Verb usage¶
The head of a clause (the predicate) is realised by a VP, and the head of a VP (the predicator) is realised by a verb. The verb thus functions as the ultimate head of a clause, and is the syntactically most important element within it: properties of the verb determine what other kinds of element are required or permitted
Focus¶
Aspect: “simple, progressive, perfect, perfect progressive” Then tense: past, present future
Aspect¶
Shows how an action unfolded over time.
Tense shows time; aspect shows, for example, whether an event is seen as ongoing or completed at a particular time.
Ongoing
Completed with present relevance
He has finished
They had left before you arrived
Ongoing and linked to another time
She has been studying for hours
She had been working before he arrived
Impact of dummy auxiliary verbs¶
The dummy auxiliary bears the phonological stress, acting as an intellectual anchor that forces the reader to confront the reality of the assertion:
The institutional framework collapsed under its own weight. (assertion).
While modern critics claim the system was robust, it did collapse under its own weight.
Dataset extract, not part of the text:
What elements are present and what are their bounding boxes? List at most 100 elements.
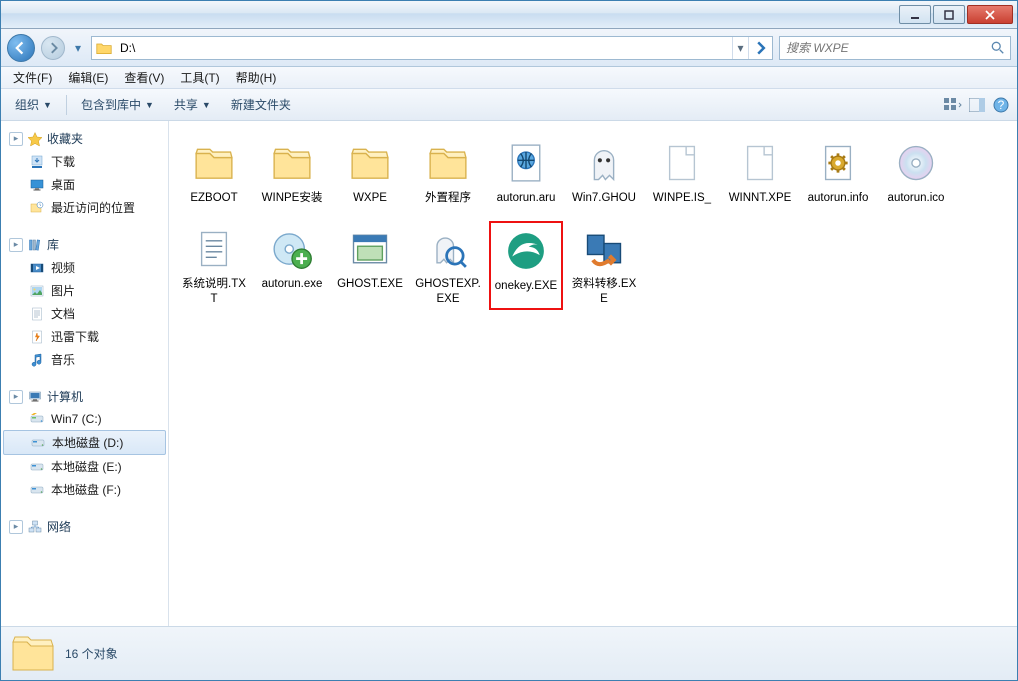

The dummy auxiliary is the essential engine behind the wh-cleft (pseudo-cleft) construction. The dummy in the relative clause holds the structural line, creating a rhythmic suspension:
The policy primarily alienated the working-class base.
What the policy did was alienate the working-class base. (pseudo-cleft with dummy “do”)
negative assertions automatically take on a two-step, rhythmic cadence (do + not + verb). A first clause clears the field of an assumption using the dummy machinery, clearing a direct path for the un-scaffolded, high-impact lexical verb in the second clause:
The state does not protect; it extracts.
The intellectual does not seek consensus; he provokes conflict.